The finance leaders who will thrive:
- Implement AI for outcomes, not for buzzwords or board presentations
- Start with problems that have clear ROI, like automating two-hour weekly reports
- Build validation mechanisms to verify AI outputs against third data points
- Maintain healthy skepticism about black box forecasting
- Partner with BI and data science teams rather than competing with them
- Test multiple models and rank performance rather than betting on single approaches
- Focus AI on anomaly detection and first-pass analysis, where it excels today
The ones who demand bulletproof AI forecasts without human oversight will make catastrophic errors. The ones who refuse to experiment with AI because it’s not perfect will fall behind teams that iterate toward better solutions.
The opportunity is clear: AI forecasting works when it eliminates mechanical work, surfaces anomalies faster, and provides validated inputs to human judgment. Getting there requires intentionality, partnership between finance and BI, and the humility to admit when Excel still works better than algorithms.

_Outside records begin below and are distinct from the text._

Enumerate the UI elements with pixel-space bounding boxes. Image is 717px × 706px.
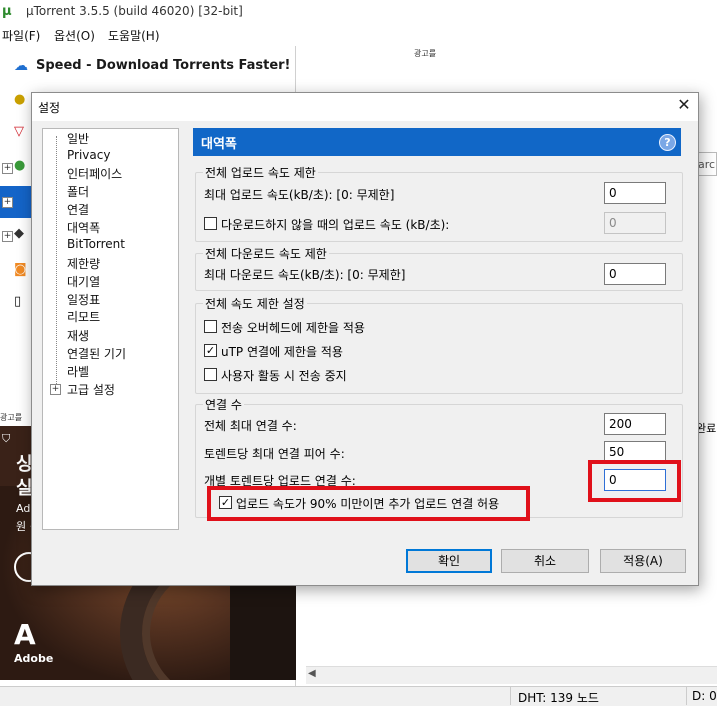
tree-item-connection[interactable]: 연결: [67, 201, 89, 218]
download-status: D: 0: [692, 689, 717, 703]
global-limit-settings-legend: 전체 속도 제한 설정: [203, 295, 307, 312]
adobe-logo-icon: A: [14, 618, 36, 651]
adobe-brand-label: Adobe: [14, 652, 54, 665]
user-activity-label: 사용자 활동 시 전송 중지: [221, 369, 347, 383]
tree-item-labels[interactable]: 라벨: [67, 363, 89, 380]
section-header: [193, 128, 681, 156]
promo-label: Speed - Download Torrents Faster!: [36, 58, 291, 73]
menu-help[interactable]: 도움말(H): [108, 27, 160, 44]
tree-item-remote[interactable]: 리모트: [67, 308, 100, 325]
overhead-checkbox[interactable]: [204, 320, 217, 333]
global-max-connections-input[interactable]: [604, 413, 666, 435]
expand-icon[interactable]: +: [2, 231, 13, 242]
tree-item-privacy[interactable]: Privacy: [67, 148, 110, 162]
tree-guide-line: [56, 136, 57, 394]
status-bar: [0, 686, 717, 706]
idle-upload-label: 다운로드하지 않을 때의 업로드 속도 (kB/초):: [221, 218, 450, 232]
apply-button[interactable]: 적용(A): [600, 549, 686, 573]
rss-icon[interactable]: ◙: [14, 262, 27, 277]
menu-options[interactable]: 옵션(O): [54, 27, 95, 44]
speedometer-icon: ☁: [14, 58, 28, 74]
tree-item-paired-devices[interactable]: 연결된 기기: [67, 345, 126, 362]
settings-tree: [42, 128, 179, 530]
highlight-box: [207, 486, 530, 521]
tree-item-scheduler[interactable]: 일정표: [67, 291, 100, 308]
tree-item-playback[interactable]: 재생: [67, 327, 89, 344]
dht-status: DHT: 139 노드: [518, 691, 599, 705]
torrents-icon[interactable]: ●: [14, 158, 25, 173]
status-divider: [510, 687, 511, 705]
menu-file[interactable]: 파일(F): [2, 27, 40, 44]
user-activity-checkbox[interactable]: [204, 368, 217, 381]
utp-checkbox[interactable]: ✓: [204, 344, 217, 357]
tree-item-interface[interactable]: 인터페이스: [67, 165, 122, 182]
tree-item-folders[interactable]: 폴더: [67, 183, 89, 200]
idle-upload-checkbox[interactable]: [204, 217, 217, 230]
tree-item-general[interactable]: 일반: [67, 130, 89, 147]
shield-icon: ⛉: [2, 432, 11, 445]
download-limit-legend: 전체 다운로드 속도 제한: [203, 245, 329, 262]
utp-label: uTP 연결에 제한을 적용: [221, 345, 343, 359]
global-max-connections-label: 전체 최대 연결 수:: [204, 419, 297, 433]
ad-label: 광고를: [0, 413, 23, 422]
promo-link[interactable]: ☁ Speed - Download Torrents Faster!: [0, 50, 296, 80]
menu-bar: 파일(F) 옵션(O) 도움말(H): [0, 24, 717, 46]
ok-button[interactable]: 확인: [406, 549, 492, 573]
app-title: µTorrent 3.5.5 (build 46020) [32-bit]: [26, 4, 243, 18]
tree-item-transfer-cap[interactable]: 제한량: [67, 255, 100, 272]
dialog-title: 설정: [38, 101, 61, 115]
section-title: 대역폭: [201, 137, 237, 152]
cancel-button[interactable]: 취소: [501, 549, 589, 573]
status-divider: [686, 687, 687, 705]
peers-per-torrent-label: 토렌트당 최대 연결 피어 수:: [204, 447, 345, 461]
bundle-icon[interactable]: ●: [14, 92, 25, 107]
dialog-title-bar: [32, 93, 698, 121]
max-download-label: 최대 다운로드 속도(kB/초): [0: 무제한]: [204, 268, 406, 282]
scroll-left-icon[interactable]: ◀: [308, 668, 316, 679]
status-column-header: 완료: [696, 422, 717, 435]
ad-label: 광고를: [414, 49, 437, 58]
label-tag-icon[interactable]: ◆: [14, 226, 24, 241]
idle-upload-input[interactable]: [604, 212, 666, 234]
expand-icon[interactable]: +: [2, 163, 13, 174]
tree-item-bittorrent[interactable]: BitTorrent: [67, 237, 125, 251]
search-input[interactable]: arch: [696, 152, 717, 176]
max-upload-input[interactable]: [604, 182, 666, 204]
help-icon[interactable]: ?: [659, 134, 676, 151]
expand-icon[interactable]: +: [50, 384, 61, 395]
close-icon[interactable]: ✕: [674, 95, 694, 115]
tree-item-bandwidth[interactable]: 대역폭: [67, 219, 100, 236]
tree-item-queueing[interactable]: 대기열: [67, 273, 100, 290]
horizontal-scrollbar[interactable]: [306, 666, 717, 684]
device-icon[interactable]: ▯: [14, 294, 21, 309]
overhead-label: 전송 오버헤드에 제한을 적용: [221, 321, 365, 335]
max-upload-label: 최대 업로드 속도(kB/초): [0: 무제한]: [204, 188, 395, 202]
connections-legend: 연결 수: [203, 396, 244, 413]
utorrent-logo-icon: µ: [2, 4, 12, 19]
expand-icon[interactable]: +: [2, 197, 13, 208]
max-download-input[interactable]: [604, 263, 666, 285]
upgrade-icon[interactable]: ▽: [14, 124, 24, 139]
upload-limit-legend: 전체 업로드 속도 제한: [203, 164, 318, 181]
tree-item-advanced[interactable]: 고급 설정: [67, 381, 115, 398]
highlight-box: [588, 460, 681, 502]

This article is based on David Suter and Marcos Bento’s appearance on the FP&A Today podcast.Ā
Marcos Bento is Director of Business Intelligence at Wasabi Technologies, a hot cloud storage company based in Boston. He leads a five-person team building machine learning models, implementing AI automation, and managing data infrastructure for the platform. Marcos rose through the ranks at Wasabi from Financial Analyst to Senior Data Analyst to Manager, Business Analytics before taking his current role. He holds an MBA from Babson College’s F.W. Olin Graduate School of Business.
David Suter is Director of FP&A at Wasabi Technologies, leading a four-person team focused on financial planning, forecasting, and business partnership. Before Wasabi, he held Senior Director positions at PeopleFluent and Sovos Compliance, and earlier in his career spent a number of years at PTC in strategic planning and operations roles.